IOD Edizioni, 2024
410pp. €24.00
ISBN 979-12-81561-26-7
We are not very often asked to review works of fiction, but when the author reached out to me on Facebook, I decided that it was worth giving it a go.
I’m very glad I asked him to send a copy. What started off as something with which I could thoroughly identify as the book’s first-person narrator, a young horn player called Edu Maia, struggled with performance anxiety. Brilliant in class and dedicated to hours of study and practice to the exclusion of almost everything else, he just cannot stand up in front of anyone critical and perform.
Without giving away the story, he is the victim of various near-death experiences, yet finds enlightenment through a stranger and proceeds – with unexpected support, moral and financial – to attempt the most ambitious project imaginable in some sort of Utopian universe. In other words, the novel turns from psychology to philosophy. It is not long, however, before we are drawn back to the dark side, and the denouement was totally unexpected. And provoked quite a few questions!
Although musicians will perhaps get more from the piece than non-musicians, I recommend it to anyone who enjoys a good read.

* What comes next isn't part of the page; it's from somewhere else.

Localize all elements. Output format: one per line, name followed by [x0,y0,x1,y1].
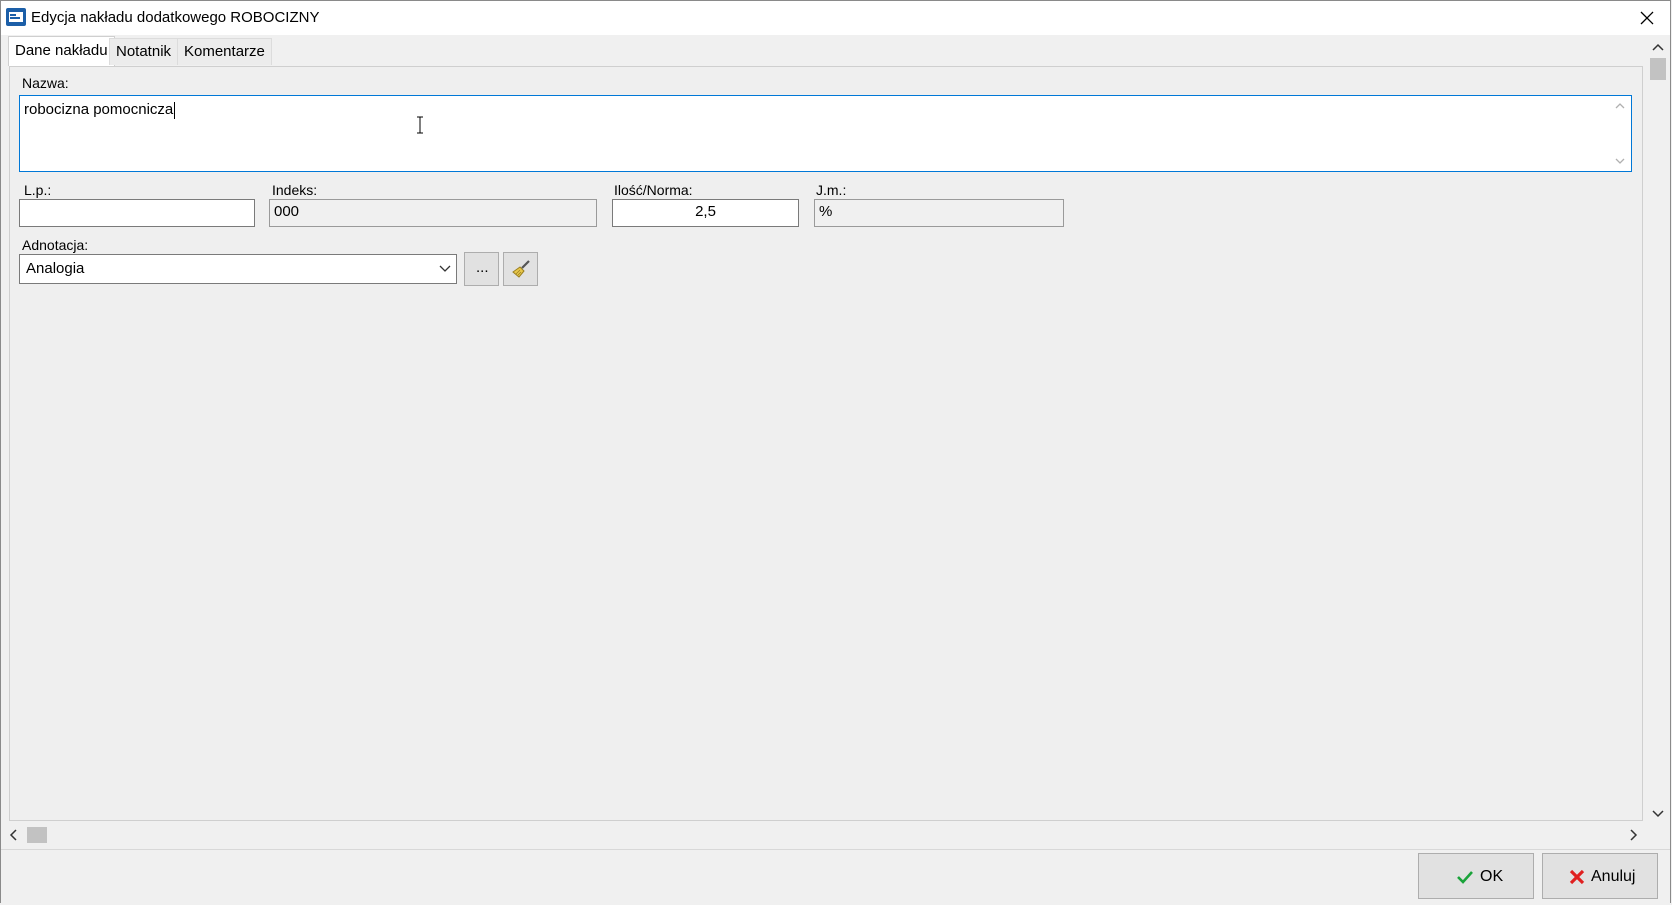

La Vita della Musica was originally published in Italian in 2022. The translation is very readable, but something happened when importing the text into the desktop publishing program that sometimes caused two lines to run together – I wondered who “Palestrinato” on p. 271 was, until I realised that it was two words… There are also typos, but that’s the case in most books (even huge series like Harry Potter are not immune!), and it’s all the more forgivable here for not being the author’s mother tongue.
These trivial slips did not detract in any way from a gripping story, and a journey through what music is (or could be?) about. I commend it highly.